Ainsi, les parois latérales 34, 36 peuvent prendre la forme de deux
lames droites très minces qui suffiraient pour guider le jet de fluide et le protéger
contre les perturbations.
La configuration de l'oscillateur fluidique précédemment décrit permet
d'obtenir une morphologie des tourbillons T1 et T2 qui varie peu en fonction du
régime d'écoulement ce qui assure une bonne métrologie.
L'oscillateur fluidique de la figure 2 permet la mesure du débit de
gaz qui le traverse grâce à deux prises de pression situées aux points extrêmes
de balayage du jet de gaz à l'intérieur de la cavité 42. Ces prises de pression
sont reliées à des dispositifs connus qui permettent de mesurer la fréquence d'oscillation
du jet. Un étalonnage préalable permet de relier la fréquence au débit.
Des capteurs thermiques ou ultrasonores peuvent également convenir
pour détecter les variations de la vitesse de l'écoulement du jet et donc pour mesurer
la fréquence d'oscillation du jet.
Ces capteurs peuvent aussi être placés entre la buse 38 et l'obstacle
26 dans la paroi supérieure (non représentée sur la figure 2) qui forme couvercle
pour l'oscillateur fluidique, ou même dans la paroi inférieure dudit oscillateur
fluidique (qui forme l'arrière plan sur la figure 2).
L'emplacement de tels capteurs 48, 50 est indiqué par des ronds sur
la figure 2.
Il convient de noter que dans le plan de la figure 2 les capteurs
48, 50 sont placés avantageusement devant l'extrémité de la buse 38 et sont écartés
d'une distance inférieure ou égale à l'écartement des parois latérales 34, 36 afin
d'être disposés dans l'écoulement de fluide.

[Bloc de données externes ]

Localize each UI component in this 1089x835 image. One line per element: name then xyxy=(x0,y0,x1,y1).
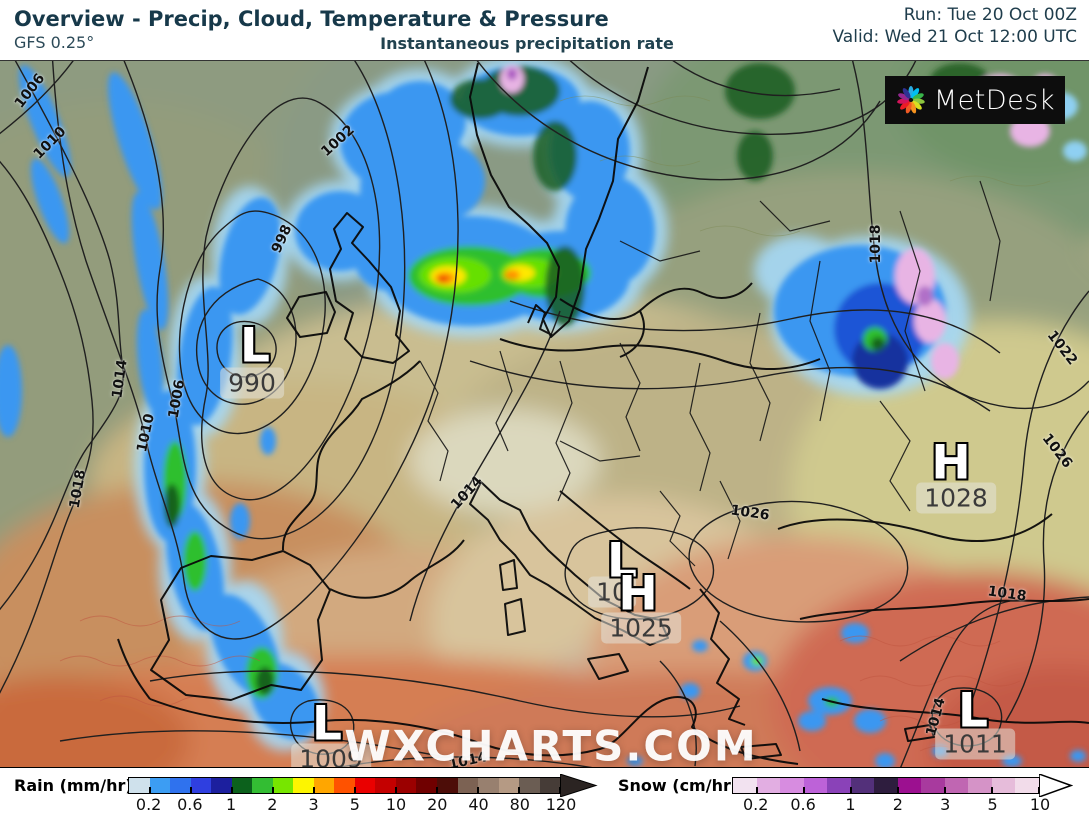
page-title: Overview - Precip, Cloud, Temperature & … xyxy=(14,7,609,31)
colorbar-segment xyxy=(375,777,396,793)
snow-tick-labels: 0.2 0.6 1 2 3 5 10 xyxy=(732,795,1050,817)
colorbar-segment xyxy=(149,777,171,793)
colorbar-tick xyxy=(353,786,356,793)
colorbar-tick-label: 1 xyxy=(226,795,237,814)
colorbar-tick xyxy=(1038,786,1040,793)
snow-legend-label: Snow (cm/hr) xyxy=(618,776,739,795)
colorbar-segment xyxy=(170,777,191,793)
colorbar-tick-label: 2 xyxy=(267,795,278,814)
snow-colorbar xyxy=(732,776,1040,794)
colorbar-tick xyxy=(990,786,993,793)
colorbar-tick-label: 10 xyxy=(1029,795,1051,814)
colorbar-tick xyxy=(559,786,561,793)
colorbar-segment xyxy=(850,777,875,793)
colorbar-tick-label: 20 xyxy=(427,795,448,814)
colorbar-segment xyxy=(803,777,828,793)
colorbar-tick-label: 0.2 xyxy=(135,795,162,814)
colorbar-segment xyxy=(334,777,355,793)
colorbar-segment xyxy=(293,777,314,793)
colorbar-tick xyxy=(943,786,946,793)
colorbar-tick-label: 2 xyxy=(892,795,903,814)
colorbar-segment xyxy=(968,777,992,793)
colorbar-segment xyxy=(944,777,969,793)
snow-colorbar-arrow xyxy=(1039,773,1073,797)
colorbar-tick-label: 5 xyxy=(349,795,360,814)
colorbar-segment xyxy=(498,777,520,793)
rain-colorbar xyxy=(128,776,561,794)
europe-weather-map-graphic xyxy=(0,61,1089,767)
colorbar-segment xyxy=(457,777,479,793)
colorbar-segment xyxy=(827,777,851,793)
colorbar-segment xyxy=(436,777,458,793)
run-time: Run: Tue 20 Oct 00Z xyxy=(903,5,1077,25)
colorbar-segment xyxy=(733,777,757,793)
colorbar-segment xyxy=(478,777,499,793)
colorbar-tick xyxy=(230,786,233,793)
colorbar-tick xyxy=(189,786,192,793)
colorbar-tick-label: 0.6 xyxy=(177,795,203,814)
valid-time: Valid: Wed 21 Oct 12:00 UTC xyxy=(832,27,1078,47)
colorbar-segment xyxy=(313,777,335,793)
metdesk-logo-text: MetDesk xyxy=(933,84,1055,116)
colorbar-tick-label: 1 xyxy=(845,795,856,814)
colorbar-segment xyxy=(539,777,561,793)
colorbar-tick-label: 3 xyxy=(940,795,951,814)
colorbar-segment xyxy=(991,777,1016,793)
colorbar-tick-label: 120 xyxy=(545,795,577,814)
colorbar-segment xyxy=(416,777,437,793)
colorbar-tick-label: 10 xyxy=(385,795,407,814)
colorbar-tick xyxy=(476,786,479,793)
colorbar-tick xyxy=(517,786,520,793)
colorbar-segment xyxy=(129,777,150,793)
colorbar-segment xyxy=(231,777,253,793)
colorbar-tick-label: 80 xyxy=(509,795,530,814)
colorbar-segment xyxy=(874,777,898,793)
colorbar-segment xyxy=(756,777,781,793)
model-label: GFS 0.25° xyxy=(14,33,95,52)
colorbar-tick xyxy=(802,786,805,793)
rain-tick-labels: 0.2 0.6 1 2 3 5 10 20 40 80 120 xyxy=(128,795,576,817)
colorbar-tick xyxy=(312,786,315,793)
colorbar-segment xyxy=(780,777,804,793)
colorbar-segment xyxy=(252,777,273,793)
colorbar-segment xyxy=(519,777,540,793)
legend-bar: Rain (mm/hr) 0.2 0.6 1 2 3 5 10 20 40 80 120 Snow … xyxy=(0,768,1089,835)
colorbar-tick xyxy=(148,786,151,793)
colorbar-segment xyxy=(211,777,232,793)
colorbar-tick xyxy=(435,786,438,793)
colorbar-tick-label: 40 xyxy=(468,795,489,814)
rain-legend-label: Rain (mm/hr) xyxy=(14,776,133,795)
colorbar-tick xyxy=(755,786,758,793)
colorbar-segment xyxy=(272,777,294,793)
metdesk-logo-icon xyxy=(897,86,925,114)
rain-colorbar-arrow xyxy=(560,773,598,797)
colorbar-segment xyxy=(395,777,417,793)
colorbar-segment xyxy=(354,777,376,793)
colorbar-segment xyxy=(190,777,212,793)
parameter-subtitle: Instantaneous precipitation rate xyxy=(380,34,674,53)
colorbar-tick-label: 5 xyxy=(987,795,998,814)
colorbar-segment xyxy=(1015,777,1039,793)
colorbar-tick-label: 0.6 xyxy=(790,795,816,814)
header: Overview - Precip, Cloud, Temperature & … xyxy=(0,0,1089,60)
colorbar-tick xyxy=(896,786,899,793)
colorbar-tick-label: 3 xyxy=(308,795,319,814)
colorbar-segment xyxy=(897,777,922,793)
colorbar-tick xyxy=(849,786,852,793)
metdesk-logo: MetDesk xyxy=(885,76,1065,124)
colorbar-tick xyxy=(394,786,397,793)
colorbar-tick xyxy=(271,786,274,793)
colorbar-tick-label: 0.2 xyxy=(742,795,769,814)
colorbar-segment xyxy=(921,777,945,793)
europe-weather-map: WXCHARTS.COM 1006 1010 1002 998 1014 1006 1010… xyxy=(0,60,1089,768)
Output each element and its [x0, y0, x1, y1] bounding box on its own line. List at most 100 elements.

A bas débit, une couche limite se développe le long des surfaces internes
des parois latérales 34, 36 ce qui confère au jet en sortie de la buse 38 un gradient
de vitesse plus accentué que celui obtenu à la base du jet située au droit de l'ouverture
11 sur la figure 1 et donc le signal détecté par les capteurs est plus fort que
dans l'art antérieur.
Ainsi, la détection de la fréquence d'oscillation du jet de fluide
à bas débit au moyen des capteurs 48, 50 placés devant la buse 38 est rendue plus
aisée que dans l'oscillateur fluidique de l'art antérieur.
En outre, aux débits élevés, les capteurs ainsi positionnés sont protégés
des perturbations dues à des écoulements de retour qui risqueraient d'être détectées
par lesdits capteurs.
La figure 4 montre trois courbes de linéarité d'oscillateurs fluidiques
ayant trois configurations distinctes : la courbe A correspond à celle de l'oscillateur
de la figure 2 sans la buse 38, les courbes B et C sont celles de l'oscillateur
de la figure 2 pour deux longueurs différentes de la buse 38, l'une de longueur
0,5b (courbe B) et l'autre de longueur 0,9b (courbe C).

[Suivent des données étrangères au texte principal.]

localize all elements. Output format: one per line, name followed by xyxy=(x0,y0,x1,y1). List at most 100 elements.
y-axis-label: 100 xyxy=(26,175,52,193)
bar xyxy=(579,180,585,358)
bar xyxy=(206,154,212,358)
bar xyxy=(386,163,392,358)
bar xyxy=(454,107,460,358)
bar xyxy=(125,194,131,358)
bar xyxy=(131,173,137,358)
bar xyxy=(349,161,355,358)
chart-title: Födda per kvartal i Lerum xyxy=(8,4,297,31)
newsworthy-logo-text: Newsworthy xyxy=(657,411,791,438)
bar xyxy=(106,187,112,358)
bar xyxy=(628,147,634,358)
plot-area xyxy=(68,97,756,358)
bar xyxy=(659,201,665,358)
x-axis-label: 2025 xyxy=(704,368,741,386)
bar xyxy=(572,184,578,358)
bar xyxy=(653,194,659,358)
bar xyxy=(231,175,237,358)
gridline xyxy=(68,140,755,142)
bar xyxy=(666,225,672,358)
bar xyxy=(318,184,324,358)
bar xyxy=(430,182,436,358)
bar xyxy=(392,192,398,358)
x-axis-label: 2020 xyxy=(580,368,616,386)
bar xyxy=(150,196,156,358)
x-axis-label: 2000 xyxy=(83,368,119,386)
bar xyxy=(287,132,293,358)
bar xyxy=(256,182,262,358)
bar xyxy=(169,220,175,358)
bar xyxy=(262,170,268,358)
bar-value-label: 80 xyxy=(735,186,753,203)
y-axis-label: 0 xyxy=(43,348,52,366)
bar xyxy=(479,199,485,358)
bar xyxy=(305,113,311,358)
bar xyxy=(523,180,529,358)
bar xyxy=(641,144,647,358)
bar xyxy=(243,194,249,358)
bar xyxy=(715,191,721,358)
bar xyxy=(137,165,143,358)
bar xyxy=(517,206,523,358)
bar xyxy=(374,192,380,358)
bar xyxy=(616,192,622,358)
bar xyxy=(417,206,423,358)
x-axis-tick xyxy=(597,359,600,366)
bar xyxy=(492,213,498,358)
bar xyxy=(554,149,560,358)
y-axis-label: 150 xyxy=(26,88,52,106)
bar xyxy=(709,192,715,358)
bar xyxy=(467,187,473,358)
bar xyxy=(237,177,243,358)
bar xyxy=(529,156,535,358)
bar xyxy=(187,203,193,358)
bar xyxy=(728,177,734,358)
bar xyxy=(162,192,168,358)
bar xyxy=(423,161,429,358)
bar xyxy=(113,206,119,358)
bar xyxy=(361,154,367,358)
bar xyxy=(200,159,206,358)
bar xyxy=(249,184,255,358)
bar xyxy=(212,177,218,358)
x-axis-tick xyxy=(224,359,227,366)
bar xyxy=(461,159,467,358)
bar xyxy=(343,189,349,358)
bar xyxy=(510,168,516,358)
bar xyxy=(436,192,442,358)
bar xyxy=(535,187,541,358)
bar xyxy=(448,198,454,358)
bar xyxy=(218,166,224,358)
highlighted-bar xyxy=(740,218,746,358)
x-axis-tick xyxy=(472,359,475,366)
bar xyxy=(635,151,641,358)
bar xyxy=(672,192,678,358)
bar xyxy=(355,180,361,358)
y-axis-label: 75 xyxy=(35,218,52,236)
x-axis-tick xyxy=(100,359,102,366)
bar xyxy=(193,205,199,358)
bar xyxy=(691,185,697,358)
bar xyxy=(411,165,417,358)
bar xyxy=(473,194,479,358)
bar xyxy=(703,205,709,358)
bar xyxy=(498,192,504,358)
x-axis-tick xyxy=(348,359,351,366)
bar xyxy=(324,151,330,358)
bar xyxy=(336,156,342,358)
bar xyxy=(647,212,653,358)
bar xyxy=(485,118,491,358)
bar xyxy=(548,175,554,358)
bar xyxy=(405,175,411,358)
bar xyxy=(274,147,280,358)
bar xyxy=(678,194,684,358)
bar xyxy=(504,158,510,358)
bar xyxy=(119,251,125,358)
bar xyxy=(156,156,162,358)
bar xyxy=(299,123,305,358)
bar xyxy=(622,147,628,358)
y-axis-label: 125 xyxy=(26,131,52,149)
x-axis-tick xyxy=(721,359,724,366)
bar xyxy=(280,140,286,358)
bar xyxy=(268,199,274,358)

Pour ces oscillateurs, la largeur b de la fente 22 est égale à 19mm
et les autres dimensions sont celles qui ont été définies précédemment en fonction
de cette largeur b.
Ainsi, la présence d'une buse à l'intérieur de la chambre d'oscillation
a pour effet d'augmenter la fréquence d'oscillation du jet en régime de transition
et donc de corriger la courbe de linéarité de l'oscillateur fluidique.
En allongeant légèrement la buse cet effet s'accroît également mais
il convient toutefois de ne pas trop augmenter sa dimension longitudinale car alors
la fréquence de basculement du jet risque d'augmenter considérablement en régime
laminaire Un tel oscillateur fluidique peut aussi bien s'appliquer à des gaz qu'à
des liquides (eau, carburants pour véhicules...).